Steph raised her support herself, and it took a LOT of hard work...and I mean a lot!

I'm proud of her, the goal she set and her willingness to stretch herself to go on this trip.

Please pray for her health, that she will be ok, and that God will use this time to remind her just how much He loves and cares for her!

Thursday, May 01, 2008

With a different father in mind

Written by Tony Woodlief May 2, 2008 World Magazine

Lately I’ve grown ashamed of how often I discipline my children out of anger, or annoyance, rather than a genuine desire to train them up. If three year-old Isaac’s repeated thumping of a table leg penetrates my consciousness at dinner, I’ll tell him to stop it out of irritation, not because I want him to have good table manners. If eight year-old Caleb tells me I said A and not B, I’ll glower and tell him not to correct me, as if it’s a principle I’m standing on, rather than my expansive pride. If six year-old Eli mumbles, I’ll snap at him to speak up, not because I am, in that moment, concerned with the development of his elocution, but because it’s consuming mental bandwidth to discern what he’s saying.

My disciplinary actions too often have me at the center — my wants, my ego, my sense of how things ought to be in my domain. I suspect we all fall prey to that impulse from time to time, or perhaps a lot of the time, or perhaps it’s mostly just me. But maybe I’m not the only one who tells himself some subconscious story about the righteous anger of God, to justify my own anger. Maybe other parents repeat to themselves how they’ve tried and tried, in order to justify their barks when the whippersnappers forget yet again to close the back door. Maybe too many of us we pretend that, because our children have become outwardly inured to our browbeating, that our glares and raised voices don’t wound them — worse, that it’s only our anger that gets through their thick little skulls.

So I’ve been practicing patience. Emphasis on “practicing.” When Isaac launches into one of his interminable monologues, right in the middle of a discussion between me and the wife, instead of shushing him, I’m trying get down to his level, put a hand on his small shoulder, and explain that mommy’s talking, and that the polite thing to do is wait his turn. I’m also trying to listen more, to really look him in the eye and stop whatever I’m doing and just listen, so he feels less inclined to interrupt just to be heard. I’m trying to patiently, lovingly guide my children, rather than gripe at them so much.

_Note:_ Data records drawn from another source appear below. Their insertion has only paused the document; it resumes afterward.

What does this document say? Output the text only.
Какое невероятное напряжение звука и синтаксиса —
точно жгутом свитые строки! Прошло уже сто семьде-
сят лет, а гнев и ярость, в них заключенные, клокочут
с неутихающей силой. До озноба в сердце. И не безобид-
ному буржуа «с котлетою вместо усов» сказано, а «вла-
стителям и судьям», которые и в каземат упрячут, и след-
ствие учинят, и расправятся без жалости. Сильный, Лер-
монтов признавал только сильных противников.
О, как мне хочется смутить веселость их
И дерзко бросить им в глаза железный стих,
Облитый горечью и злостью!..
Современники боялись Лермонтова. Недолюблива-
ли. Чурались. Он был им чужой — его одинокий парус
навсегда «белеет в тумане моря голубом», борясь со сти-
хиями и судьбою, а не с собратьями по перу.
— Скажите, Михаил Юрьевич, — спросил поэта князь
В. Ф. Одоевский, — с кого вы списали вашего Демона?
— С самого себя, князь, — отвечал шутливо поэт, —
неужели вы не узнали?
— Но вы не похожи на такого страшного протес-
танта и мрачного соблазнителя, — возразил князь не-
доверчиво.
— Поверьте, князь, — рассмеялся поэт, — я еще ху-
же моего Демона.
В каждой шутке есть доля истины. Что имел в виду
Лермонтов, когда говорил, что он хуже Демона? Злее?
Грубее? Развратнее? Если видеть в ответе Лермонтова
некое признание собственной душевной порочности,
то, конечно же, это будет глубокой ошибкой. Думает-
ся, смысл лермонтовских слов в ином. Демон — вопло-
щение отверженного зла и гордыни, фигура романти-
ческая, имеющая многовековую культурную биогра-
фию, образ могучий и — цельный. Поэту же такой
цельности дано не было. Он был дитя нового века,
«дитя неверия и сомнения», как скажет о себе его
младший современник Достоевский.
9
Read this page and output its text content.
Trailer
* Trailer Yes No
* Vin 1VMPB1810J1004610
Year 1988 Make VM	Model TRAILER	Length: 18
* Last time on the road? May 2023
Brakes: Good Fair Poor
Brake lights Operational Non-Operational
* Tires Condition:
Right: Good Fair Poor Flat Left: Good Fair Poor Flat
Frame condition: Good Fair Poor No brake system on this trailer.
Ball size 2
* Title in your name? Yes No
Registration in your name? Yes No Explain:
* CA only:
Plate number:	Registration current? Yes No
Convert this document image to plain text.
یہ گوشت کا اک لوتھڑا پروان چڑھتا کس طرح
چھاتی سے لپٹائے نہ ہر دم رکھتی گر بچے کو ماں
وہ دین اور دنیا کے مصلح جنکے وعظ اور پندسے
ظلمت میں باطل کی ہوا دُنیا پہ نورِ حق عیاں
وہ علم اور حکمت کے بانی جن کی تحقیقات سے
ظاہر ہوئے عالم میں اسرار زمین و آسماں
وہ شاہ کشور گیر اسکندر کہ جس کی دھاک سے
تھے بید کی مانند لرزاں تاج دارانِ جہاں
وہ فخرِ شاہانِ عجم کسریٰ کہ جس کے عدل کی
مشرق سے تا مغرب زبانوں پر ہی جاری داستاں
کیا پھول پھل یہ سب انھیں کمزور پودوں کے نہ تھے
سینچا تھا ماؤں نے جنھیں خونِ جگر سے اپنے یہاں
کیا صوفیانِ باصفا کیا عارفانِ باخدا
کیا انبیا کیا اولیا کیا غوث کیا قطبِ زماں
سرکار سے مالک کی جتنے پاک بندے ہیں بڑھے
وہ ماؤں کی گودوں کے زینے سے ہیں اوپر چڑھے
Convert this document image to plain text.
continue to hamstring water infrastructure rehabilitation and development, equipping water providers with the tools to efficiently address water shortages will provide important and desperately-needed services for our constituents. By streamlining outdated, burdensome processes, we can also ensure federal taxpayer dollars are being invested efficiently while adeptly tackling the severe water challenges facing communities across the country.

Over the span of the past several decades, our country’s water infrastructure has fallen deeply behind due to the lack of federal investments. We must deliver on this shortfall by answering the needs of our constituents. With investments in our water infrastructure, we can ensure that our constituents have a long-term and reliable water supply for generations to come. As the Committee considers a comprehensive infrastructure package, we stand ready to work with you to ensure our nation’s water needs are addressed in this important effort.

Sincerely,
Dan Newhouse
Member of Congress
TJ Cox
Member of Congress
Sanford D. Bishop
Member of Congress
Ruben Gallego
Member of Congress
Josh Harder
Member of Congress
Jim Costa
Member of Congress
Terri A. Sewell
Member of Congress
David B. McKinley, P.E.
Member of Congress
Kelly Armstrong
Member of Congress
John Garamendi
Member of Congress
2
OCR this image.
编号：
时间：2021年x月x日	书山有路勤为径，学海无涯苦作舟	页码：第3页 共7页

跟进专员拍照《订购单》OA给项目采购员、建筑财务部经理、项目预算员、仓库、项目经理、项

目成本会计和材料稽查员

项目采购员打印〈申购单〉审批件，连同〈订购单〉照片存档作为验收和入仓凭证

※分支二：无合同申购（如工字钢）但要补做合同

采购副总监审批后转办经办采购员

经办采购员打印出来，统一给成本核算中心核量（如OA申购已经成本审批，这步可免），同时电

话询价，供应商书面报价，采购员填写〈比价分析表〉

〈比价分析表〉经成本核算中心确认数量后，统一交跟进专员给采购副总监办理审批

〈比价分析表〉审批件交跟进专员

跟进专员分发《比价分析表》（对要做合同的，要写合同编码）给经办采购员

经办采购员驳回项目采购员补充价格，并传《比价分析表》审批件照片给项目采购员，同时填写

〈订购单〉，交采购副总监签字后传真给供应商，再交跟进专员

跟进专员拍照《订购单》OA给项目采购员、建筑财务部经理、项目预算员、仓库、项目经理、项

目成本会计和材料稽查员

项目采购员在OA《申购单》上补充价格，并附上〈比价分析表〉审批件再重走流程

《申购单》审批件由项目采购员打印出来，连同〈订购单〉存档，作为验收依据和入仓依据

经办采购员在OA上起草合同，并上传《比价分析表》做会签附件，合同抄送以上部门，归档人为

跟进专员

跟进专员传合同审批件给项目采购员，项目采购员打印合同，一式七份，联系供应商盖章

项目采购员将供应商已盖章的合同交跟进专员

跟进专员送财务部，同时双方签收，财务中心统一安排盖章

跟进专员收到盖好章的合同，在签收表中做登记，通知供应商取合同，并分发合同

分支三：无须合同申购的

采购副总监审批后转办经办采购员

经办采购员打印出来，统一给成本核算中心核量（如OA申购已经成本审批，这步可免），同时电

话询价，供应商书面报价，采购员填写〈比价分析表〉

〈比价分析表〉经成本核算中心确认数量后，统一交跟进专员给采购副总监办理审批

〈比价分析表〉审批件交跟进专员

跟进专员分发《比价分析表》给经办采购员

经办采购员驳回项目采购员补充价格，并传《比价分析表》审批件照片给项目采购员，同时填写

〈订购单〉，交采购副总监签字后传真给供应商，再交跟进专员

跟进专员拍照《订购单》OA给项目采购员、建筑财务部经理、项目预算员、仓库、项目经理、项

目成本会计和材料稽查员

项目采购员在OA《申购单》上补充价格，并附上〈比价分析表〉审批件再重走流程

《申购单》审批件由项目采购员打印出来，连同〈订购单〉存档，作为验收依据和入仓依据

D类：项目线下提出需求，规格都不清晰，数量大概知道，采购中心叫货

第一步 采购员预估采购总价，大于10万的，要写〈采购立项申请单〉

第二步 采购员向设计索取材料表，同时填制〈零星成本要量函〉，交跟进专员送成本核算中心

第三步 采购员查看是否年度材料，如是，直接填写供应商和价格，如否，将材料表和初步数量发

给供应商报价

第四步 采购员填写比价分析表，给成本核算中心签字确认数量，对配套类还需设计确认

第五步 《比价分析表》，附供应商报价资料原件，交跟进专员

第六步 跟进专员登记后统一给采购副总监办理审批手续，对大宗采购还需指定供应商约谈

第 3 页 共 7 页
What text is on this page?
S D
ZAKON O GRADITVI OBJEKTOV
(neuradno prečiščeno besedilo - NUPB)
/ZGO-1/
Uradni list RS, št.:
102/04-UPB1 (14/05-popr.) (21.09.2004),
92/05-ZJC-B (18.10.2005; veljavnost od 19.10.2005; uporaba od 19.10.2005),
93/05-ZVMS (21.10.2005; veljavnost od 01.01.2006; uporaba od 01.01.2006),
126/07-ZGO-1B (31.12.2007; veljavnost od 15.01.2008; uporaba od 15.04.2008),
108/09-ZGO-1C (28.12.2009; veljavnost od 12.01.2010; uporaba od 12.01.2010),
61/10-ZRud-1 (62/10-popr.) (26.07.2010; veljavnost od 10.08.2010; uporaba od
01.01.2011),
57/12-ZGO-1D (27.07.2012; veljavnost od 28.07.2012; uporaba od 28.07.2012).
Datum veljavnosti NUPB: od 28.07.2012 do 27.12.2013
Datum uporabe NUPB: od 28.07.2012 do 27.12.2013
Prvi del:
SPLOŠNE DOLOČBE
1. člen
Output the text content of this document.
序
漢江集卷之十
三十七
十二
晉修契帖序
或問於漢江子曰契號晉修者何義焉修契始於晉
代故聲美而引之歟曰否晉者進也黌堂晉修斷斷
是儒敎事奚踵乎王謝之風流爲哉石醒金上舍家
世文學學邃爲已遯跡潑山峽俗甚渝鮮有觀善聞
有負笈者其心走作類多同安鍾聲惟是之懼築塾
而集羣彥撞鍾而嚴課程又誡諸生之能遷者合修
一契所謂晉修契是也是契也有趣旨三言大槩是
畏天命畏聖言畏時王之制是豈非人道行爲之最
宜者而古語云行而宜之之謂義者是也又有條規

But there’s so much work to do, isn’t there? There’s bills and laundry and the daily grind of jobs, and meals to be made and dishes to be washed, lawns to mow, and — in our case — fallen trees to cut up and rooms to paint and essays and books to write. There’s much to be done, and it’s so much easier just to shush them or glare at them or talk over them to make my point and get my way.

Yet if you were to ask me what is the most important thing I have to do here on earth, I would say it’s training up my sons. So I’m going to start trying harder to act like it. I’m praying the Lord will have mercy — on me, on them — every time I fail.